Materials and Methods: A sample of 296 males with a mean (± SD) age 40 (8.5) years was selected. Subjects who
scored positive in two or more categories of the Berlin questionnaire were considered as having HR-OSA.
Results: Based on the self-reported symptoms of obstructive sleep apnea, 15% of patients were considered as HROSA.
Patients with HR-OSA showed higher probing pocket depth (PPD) and clinical attachment level (CAL) compared
with those with low risk for obstructive sleep apnea (LR-OSA) – 2.35 ± 0.69 vs 1.97 ± 0.34 (p = 0.000) and 2.95 ± 0.82
vs 2.12 ± 0.55 (p = 0.000), respectively.

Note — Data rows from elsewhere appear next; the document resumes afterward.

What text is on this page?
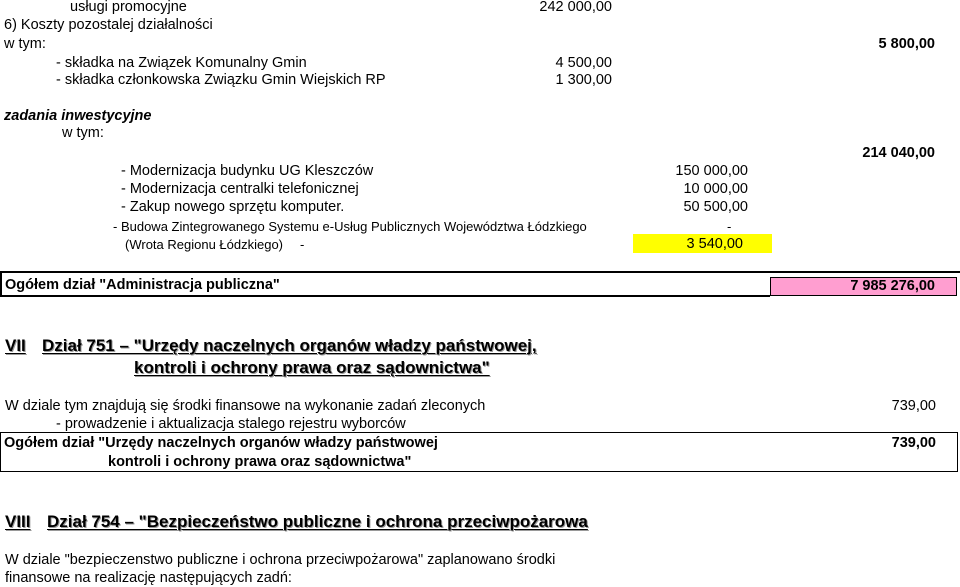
usługi promocyjne	242 000,00
6) Koszty pozostalej działalności
w tym:	5 800,00
- składka na Związek Komunalny Gmin	4 500,00
- składka członkowska Związku Gmin Wiejskich RP	1 300,00
zadania inwestycyjne
w tym:
214 040,00
- Modernizacja budynku UG Kleszczów	150 000,00
- Modernizacja centralki telefonicznej	10 000,00
- Zakup nowego sprzętu komputer.	50 500,00
- Budowa Zintegrowanego Systemu e-Usług Publicznych Województwa Łódzkiego	-
(Wrota Regionu Łódzkiego) -	3 540,00
Ogółem dział "Administracja publiczna"	7 985 276,00
VII Dział 751 – "Urzędy naczelnych organów władzy państwowej,
kontroli i ochrony prawa oraz sądownictwa"
W dziale tym znajdują się środki finansowe na wykonanie zadań zleconych	739,00
- prowadzenie i aktualizacja stalego rejestru wyborców
Ogółem dział "Urzędy naczelnych organów władzy państwowej
kontroli i ochrony prawa oraz sądownictwa"
739,00
VIII Dział 754 – "Bezpieczeństwo publiczne i ochrona przeciwpożarowa
W dziale "bezpieczenstwo publiczne i ochrona przeciwpożarowa" zaplanowano środki
finansowe na realizację następujących zadń:
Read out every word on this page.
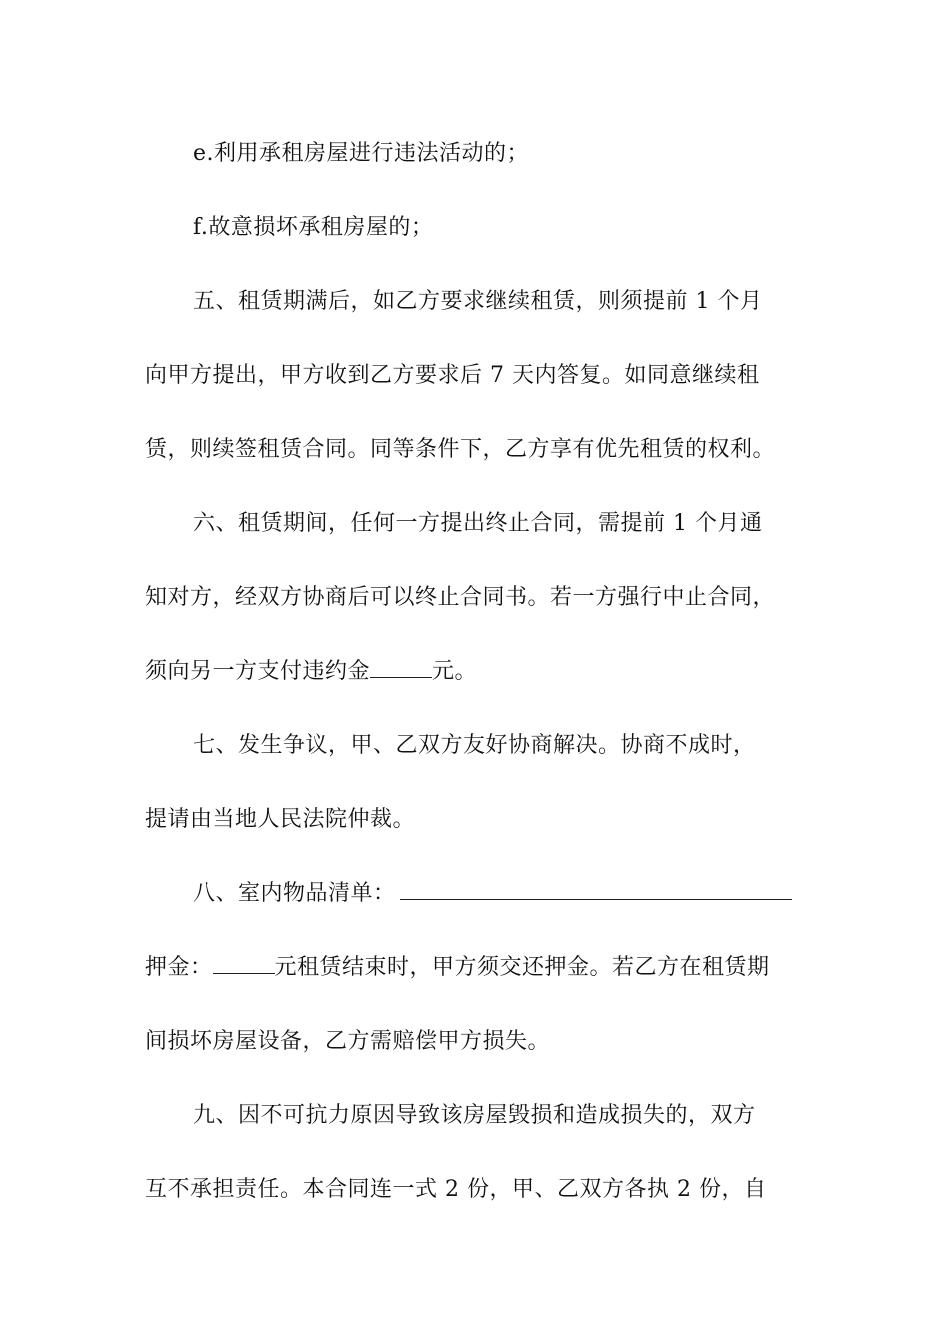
e.利用承租房屋进行违法活动的；
f.故意损坏承租房屋的；
五、租赁期满后，如乙方要求继续租赁，则须提前 1 个月
向甲方提出，甲方收到乙方要求后 7 天内答复。如同意继续租
赁，则续签租赁合同。同等条件下，乙方享有优先租赁的权利。
六、租赁期间，任何一方提出终止合同，需提前 1 个月通
知对方，经双方协商后可以终止合同书。若一方强行中止合同，
须向另一方支付违约金	元。
七、发生争议，甲、乙双方友好协商解决。协商不成时，
提请由当地人民法院仲裁。
八、室内物品清单：
押金：	元租赁结束时，甲方须交还押金。若乙方在租赁期
间损坏房屋设备，乙方需赔偿甲方损失。
九、因不可抗力原因导致该房屋毁损和造成损失的，双方
互不承担责任。本合同连一式 2 份，甲、乙双方各执 2 份，自
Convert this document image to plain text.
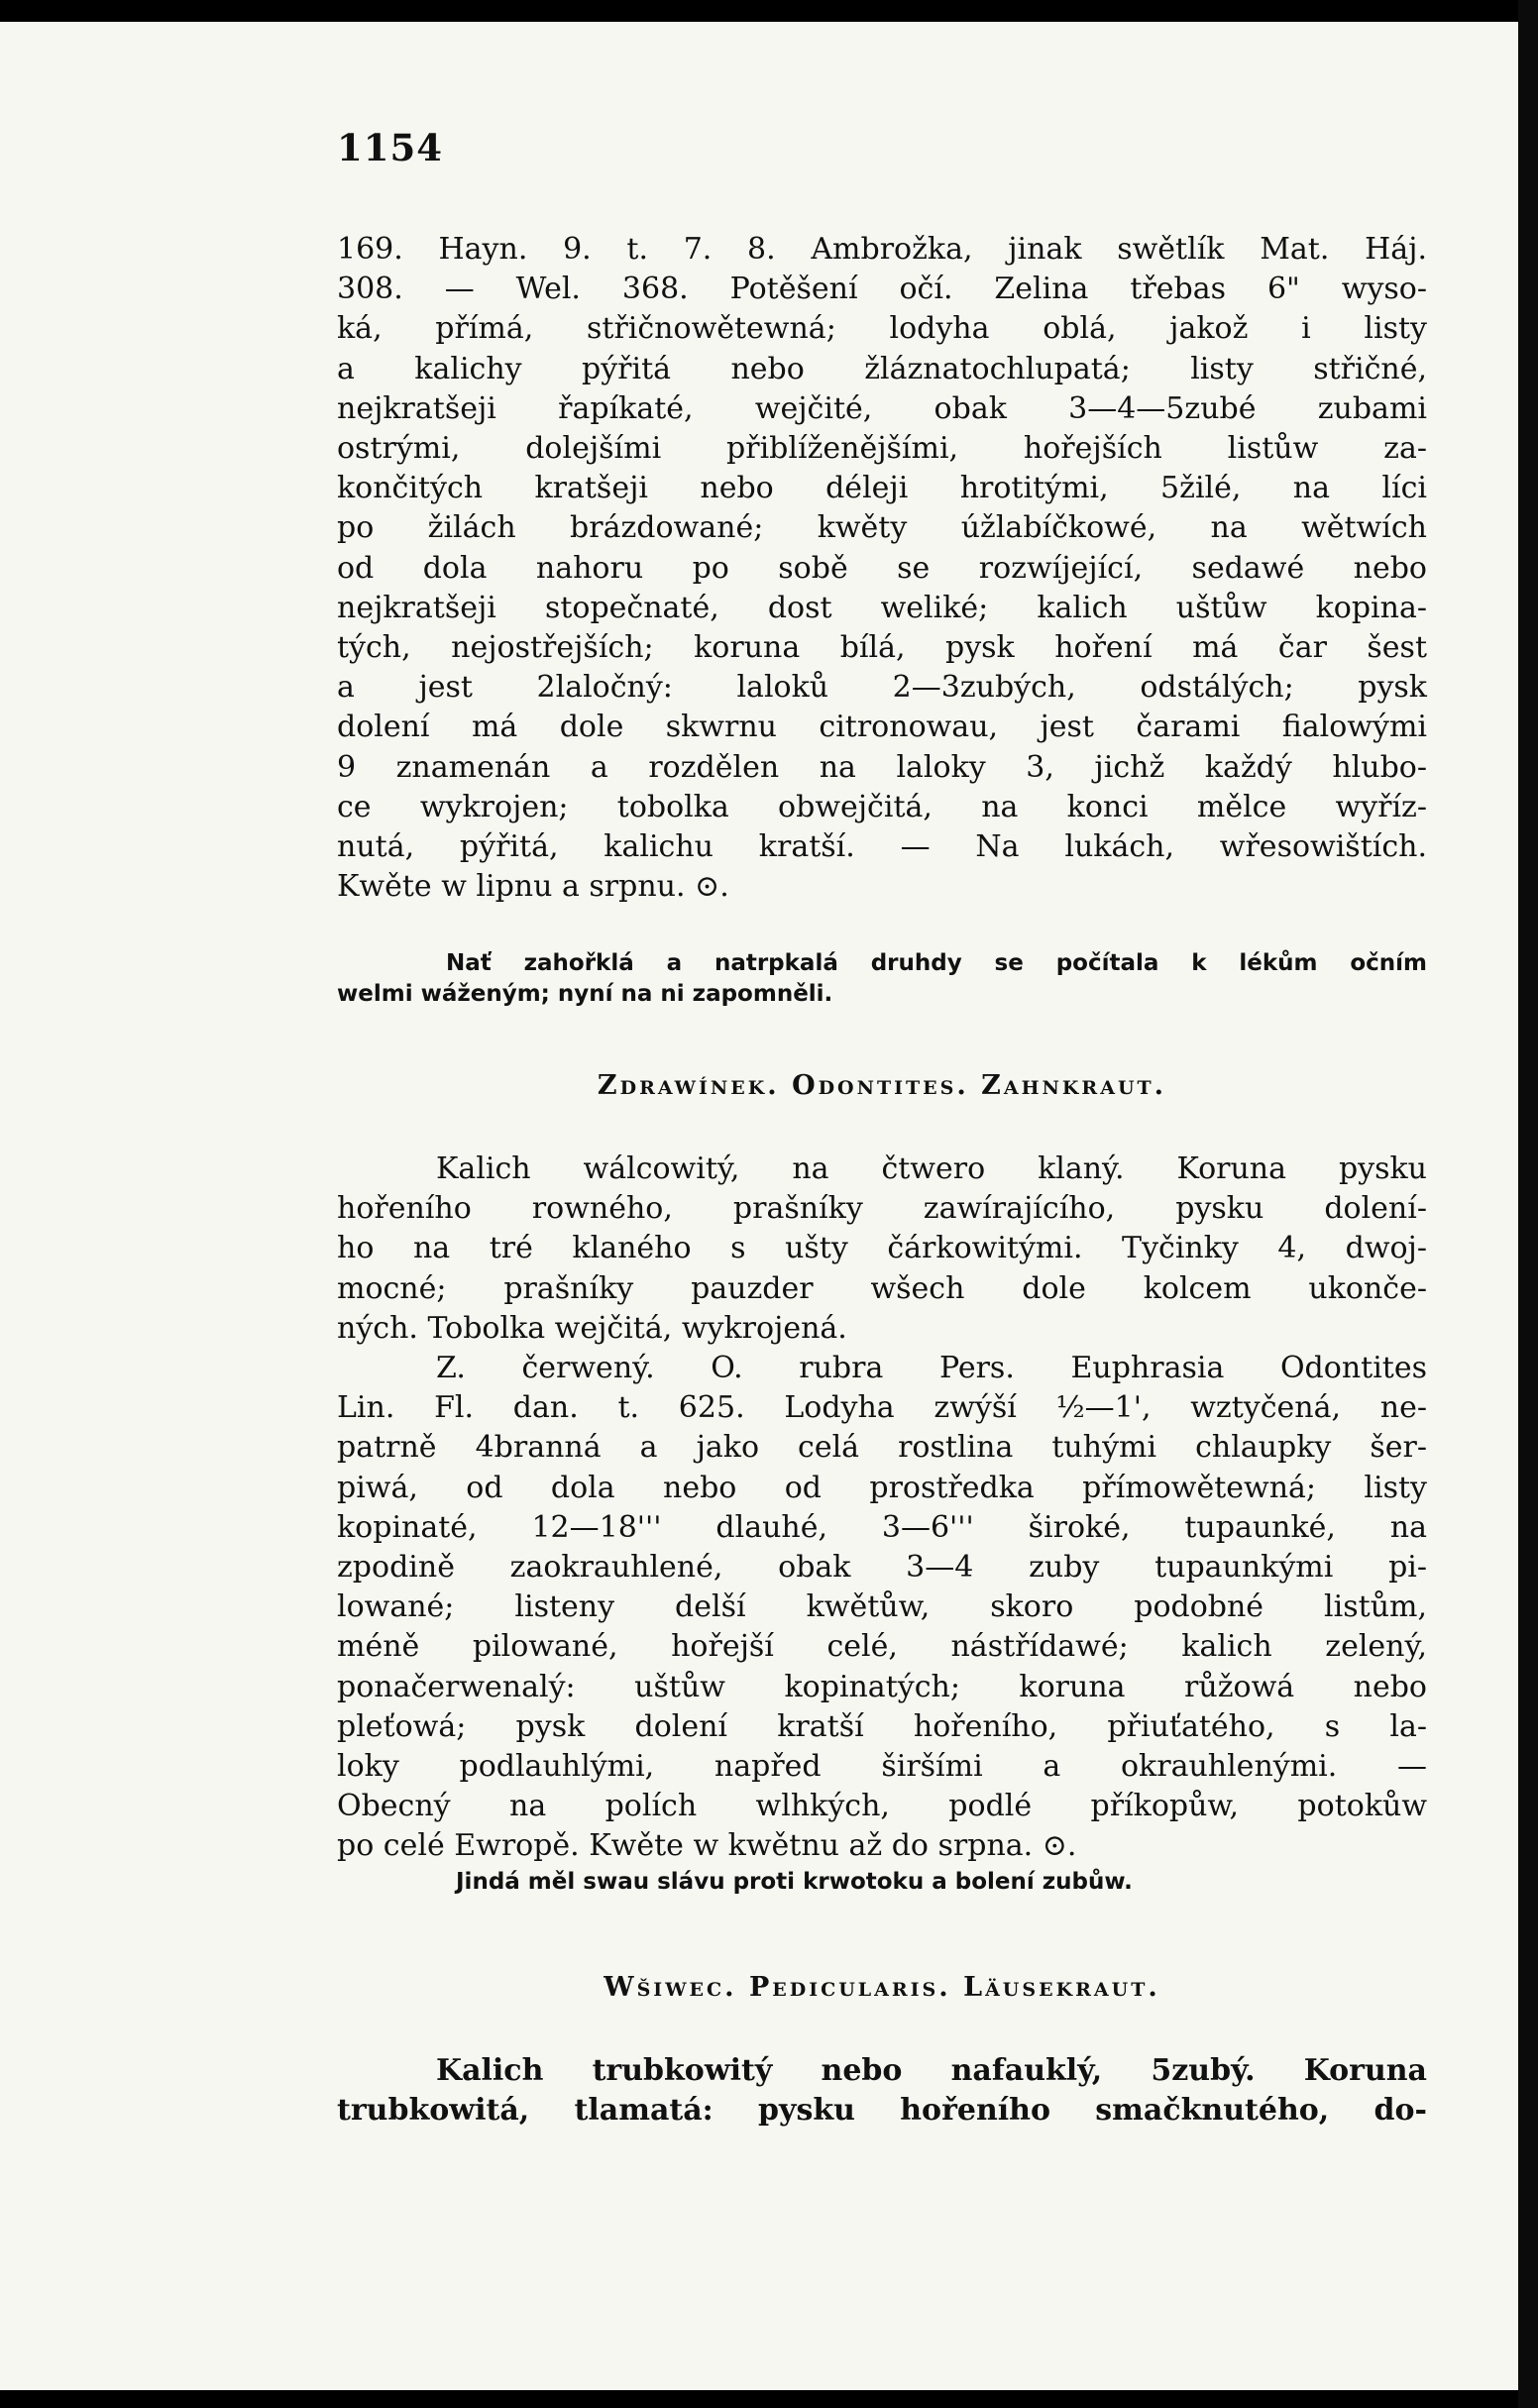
1154
169. Hayn. 9. t. 7. 8. Ambrožka, jinak swětlík Mat. Háj.
308. — Wel. 368. Potěšení očí. Zelina třebas 6" wyso-
ká, přímá, střičnowětewná; lodyha oblá, jakož i listy
a kalichy pýřitá nebo žláznatochlupatá; listy střičné,
nejkratšeji řapíkaté, wejčité, obak 3—4—5zubé zubami
ostrými, dolejšími přiblíženějšími, hořejších listůw za-
končitých kratšeji nebo déleji hrotitými, 5žilé, na líci
po žilách brázdowané; kwěty úžlabíčkowé, na wětwích
od dola nahoru po sobě se rozwíjející, sedawé nebo
nejkratšeji stopečnaté, dost weliké; kalich uštůw kopina-
tých, nejostřejších; koruna bílá, pysk hoření má čar šest
a jest 2laločný: laloků 2—3zubých, odstálých; pysk
dolení má dole skwrnu citronowau, jest čarami fialowými
9 znamenán a rozdělen na laloky 3, jichž každý hlubo-
ce wykrojen; tobolka obwejčitá, na konci mělce wyříz-
nutá, pýřitá, kalichu kratší. — Na lukách, wřesowištích.
Kwěte w lipnu a srpnu. ⊙.
Nať zahořklá a natrpkalá druhdy se počítala k lékům očním
welmi wáženým; nyní na ni zapomněli.
Zdrawínek. Odontites. Zahnkraut.
Kalich wálcowitý, na čtwero klaný. Koruna pysku
hořeního rowného, prašníky zawírajícího, pysku dolení-
ho na tré klaného s ušty čárkowitými. Tyčinky 4, dwoj-
mocné; prašníky pauzder wšech dole kolcem ukonče-
ných. Tobolka wejčitá, wykrojená.
Z. čerwený. O. rubra Pers. Euphrasia Odontites
Lin. Fl. dan. t. 625. Lodyha zwýší ½—1', wztyčená, ne-
patrně 4branná a jako celá rostlina tuhými chlaupky šer-
piwá, od dola nebo od prostředka přímowětewná; listy
kopinaté, 12—18''' dlauhé, 3—6''' široké, tupaunké, na
zpodině zaokrauhlené, obak 3—4 zuby tupaunkými pi-
lowané; listeny delší kwětůw, skoro podobné listům,
méně pilowané, hořejší celé, nástřídawé; kalich zelený,
ponačerwenalý: uštůw kopinatých; koruna růžowá nebo
pleťowá; pysk dolení kratší hořeního, přiuťatého, s la-
loky podlauhlými, napřed širšími a okrauhlenými. —
Obecný na polích wlhkých, podlé příkopůw, potokůw
po celé Ewropě. Kwěte w kwětnu až do srpna. ⊙.
Jindá měl swau slávu proti krwotoku a bolení zubůw.
Wšiwec. Pedicularis. Läusekraut.
Kalich trubkowitý nebo nafauklý, 5zubý. Koruna
trubkowitá, tlamatá: pysku hořeního smačknutého, do-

Patients with HR-OSA were more likely to have periodontitis (OR = 2.3; 95%
CI: 1.03/5.10) compared to patients with LR-OSA. The prevalence of periodontitis varied significantly only among patients according to their response to category 1 (37% responded positively and 20% responded negatively, p = 0.003). When the OSA variable was replaced by the individual categories (1, 2 and 3), patients with a positive category 1 (OR = 2.27; 95% CI: 11.14/4.45) were more likely to have periodontitis than were patients with a negative response.
Conclusion: The risk of finding periodontitis in HR-OSA patients was approximately double that of LR-OSA patients.
Habitual snoring was also associated with increased risk for periodontitis.